Ask the family of Big Island minister Arturo Iturralde, who went in for back surgery and came out with a screwdriver in his back instead of a titanium rod. Dr. Robert Ricketson was hired as a spinal surgeon at Hilo Medical Center in spite of several malpractice lawsuits against him on the mainland and a history of drug abuse that caused him to lose his license in Texas.

Iturralde was crippled and died after suffering horrible pain. His family won a substantial award, but not a dime has been paid by either Ricketson or the hospital.

Would placing caps on malpractice awards help these and other victims of a doctor's mistakes? The debate over so called “;tort reform”; revolves around allegations that doctors are fleeing Hawaii due to an explosion of mostly frivolous malpractice claims, lawsuits and trials.

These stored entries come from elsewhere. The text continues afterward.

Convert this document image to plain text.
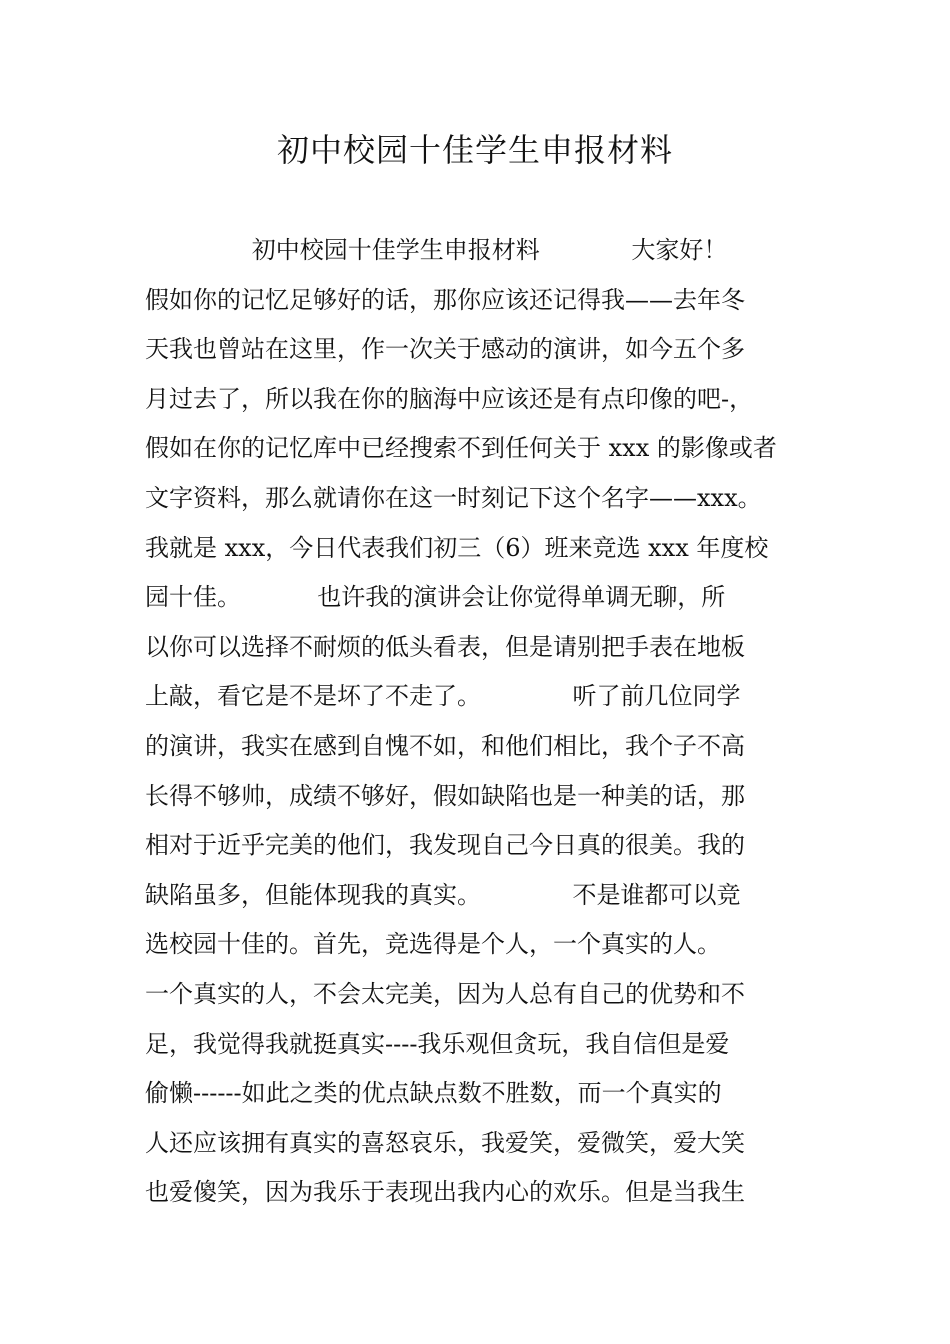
初中校园十佳学生申报材料
初中校园十佳学生申报材料            大家好！
假如你的记忆足够好的话，那你应该还记得我——去年冬
天我也曾站在这里，作一次关于感动的演讲，如今五个多
月过去了，所以我在你的脑海中应该还是有点印像的吧-，
假如在你的记忆库中已经搜索不到任何关于 xxx 的影像或者
文字资料，那么就请你在这一时刻记下这个名字——xxx。
我就是 xxx，今日代表我们初三（6）班来竞选 xxx 年度校
园十佳。          也许我的演讲会让你觉得单调无聊，所
以你可以选择不耐烦的低头看表，但是请别把手表在地板
上敲，看它是不是坏了不走了。            听了前几位同学
的演讲，我实在感到自愧不如，和他们相比，我个子不高
长得不够帅，成绩不够好，假如缺陷也是一种美的话，那
相对于近乎完美的他们，我发现自己今日真的很美。我的
缺陷虽多，但能体现我的真实。            不是谁都可以竞
选校园十佳的。首先，竞选得是个人，一个真实的人。
一个真实的人，不会太完美，因为人总有自己的优势和不
足，我觉得我就挺真实----我乐观但贪玩，我自信但是爱
偷懒------如此之类的优点缺点数不胜数，而一个真实的
人还应该拥有真实的喜怒哀乐，我爱笑，爱微笑，爱大笑
也爱傻笑，因为我乐于表现出我内心的欢乐。但是当我生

The numbers tell a different story.

In the past eight years, according to figures compiled by the Department of Commerce and Consumer Affairs, Hawaii has seen a nearly 30 percent jump in the number of doctors (3,044 in 2000 and 3,917 in 2008).

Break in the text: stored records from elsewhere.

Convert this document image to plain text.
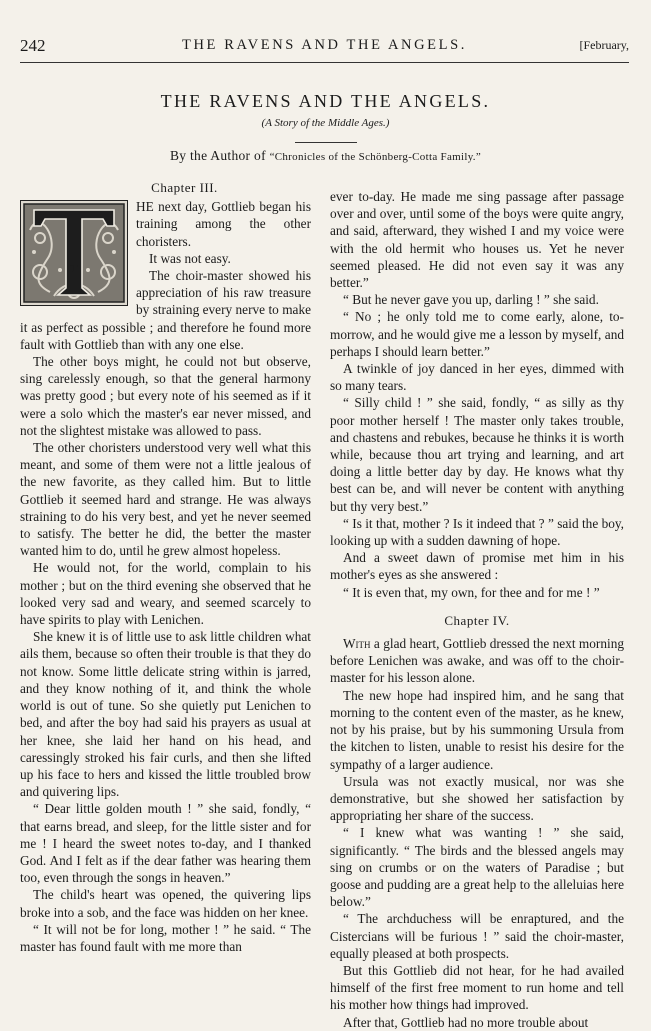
242	THE RAVENS AND THE ANGELS.	[February,
THE RAVENS AND THE ANGELS.
(A Story of the Middle Ages.)
By the Author of “Chronicles of the Schönberg-Cotta Family.”
Chapter III.
T

HE next day, Gottlieb began his training among the other choristers.

It was not easy.

The choir-master showed his appreciation of his raw treasure by straining every nerve to make it as perfect as possible ; and therefore he found more fault with Gottlieb than with any one else.

The other boys might, he could not but observe, sing carelessly enough, so that the general harmony was pretty good ; but every note of his seemed as if it were a solo which the master's ear never missed, and not the slightest mistake was allowed to pass.

The other choristers understood very well what this meant, and some of them were not a little jealous of the new favorite, as they called him. But to little Gottlieb it seemed hard and strange. He was always straining to do his very best, and yet he never seemed to satisfy. The better he did, the better the master wanted him to do, until he grew almost hopeless.

He would not, for the world, complain to his mother ; but on the third evening she observed that he looked very sad and weary, and seemed scarcely to have spirits to play with Lenichen.

She knew it is of little use to ask little children what ails them, because so often their trouble is that they do not know. Some little delicate string within is jarred, and they know nothing of it, and think the whole world is out of tune. So she quietly put Lenichen to bed, and after the boy had said his prayers as usual at her knee, she laid her hand on his head, and caressingly stroked his fair curls, and then she lifted up his face to hers and kissed the little troubled brow and quivering lips.

“ Dear little golden mouth ! ” she said, fondly, “ that earns bread, and sleep, for the little sister and for me ! I heard the sweet notes to-day, and I thanked God. And I felt as if the dear father was hearing them too, even through the songs in heaven.”

The child's heart was opened, the quivering lips broke into a sob, and the face was hidden on her knee.

“ It will not be for long, mother ! ” he said. “ The master has found fault with me more than

ever to-day. He made me sing passage after passage over and over, until some of the boys were quite angry, and said, afterward, they wished I and my voice were with the old hermit who houses us. Yet he never seemed pleased. He did not even say it was any better.”

“ But he never gave you up, darling ! ” she said.

“ No ; he only told me to come early, alone, to-morrow, and he would give me a lesson by myself, and perhaps I should learn better.”

A twinkle of joy danced in her eyes, dimmed with so many tears.

“ Silly child ! ” she said, fondly, “ as silly as thy poor mother herself ! The master only takes trouble, and chastens and rebukes, because he thinks it is worth while, because thou art trying and learning, and art doing a little better day by day. He knows what thy best can be, and will never be content with anything but thy very best.”

“ Is it that, mother ? Is it indeed that ? ” said the boy, looking up with a sudden dawning of hope.

And a sweet dawn of promise met him in his mother's eyes as she answered :

“ It is even that, my own, for thee and for me ! ”

Chapter IV.

With a glad heart, Gottlieb dressed the next morning before Lenichen was awake, and was off to the choir-master for his lesson alone.

The new hope had inspired him, and he sang that morning to the content even of the master, as he knew, not by his praise, but by his summoning Ursula from the kitchen to listen, unable to resist his desire for the sympathy of a larger audience.

Ursula was not exactly musical, nor was she demonstrative, but she showed her satisfaction by appropriating her share of the success.

“ I knew what was wanting ! ” she said, significantly. “ The birds and the blessed angels may sing on crumbs or on the waters of Paradise ; but goose and pudding are a great help to the alleluias here below.”

“ The archduchess will be enraptured, and the Cistercians will be furious ! ” said the choir-master, equally pleased at both prospects.

But this Gottlieb did not hear, for he had availed himself of the first free moment to run home and tell his mother how things had improved.

After that, Gottlieb had no more trouble about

In contrast, medical malpractice lawsuits have declined. Most people are not aware that before a lawsuit can be filed, Hawaii law requires that a claim must first be submitted to a panel called the Medical Claims Conciliation Panel. Even before a claim can be filed with the MCCP, a claimant must jump through a merit screening process by obtaining a “;certificate of consultation”; from a doctor in the same specialty field who finds that the claim has merit.

There is also no explosion in litigation. Just the opposite. The number of claims filed before the MCCP panel dropped from 173 in 2001 to 100 in 2008. Only two claims were found to be frivolous. Similarly, the number of medical malpractice lawsuits filed in Hawaii dropped from 55 in 2002 to 41 in 2007. In the past five years, only 11 cases went to trial.

The critics of the current system say instituting caps on malpractice awards will bring specialists to rural areas on Oahu and the neighbor islands. States like Texas placed caps on malpractice awards and continue to have the same problem attracting physicians to rural areas.

Instead of using their energy to strip patients of their rights, the medical industry ought to push for real solutions to get doctors to practice in medically underserved areas. Other states have attempted to tackle this problem by beefing up medical school slots and creating special programs for students who want to practice in rural areas, giving tax breaks and subsidizing rural health clinics.

Hiller's solution hurts patients harmed by a doctor's mistakes and subjects taxpayers and victims' families to paying for those mistakes. More important, his solution does nothing to improve patient safety or to keep doctors in the rural areas of Hawaii. Obviously, doctors do not like being sued; however, our legal system is one built on personal responsibility. When a professional makes an error and someone is grievously injured, that professional is responsible for the reasonable costs and damages caused by the error.



Collin M. “;Marty”; Fritz is legislative chairman of the Hawaii Association for Justice (formerly Consumer Lawyers Hawaii).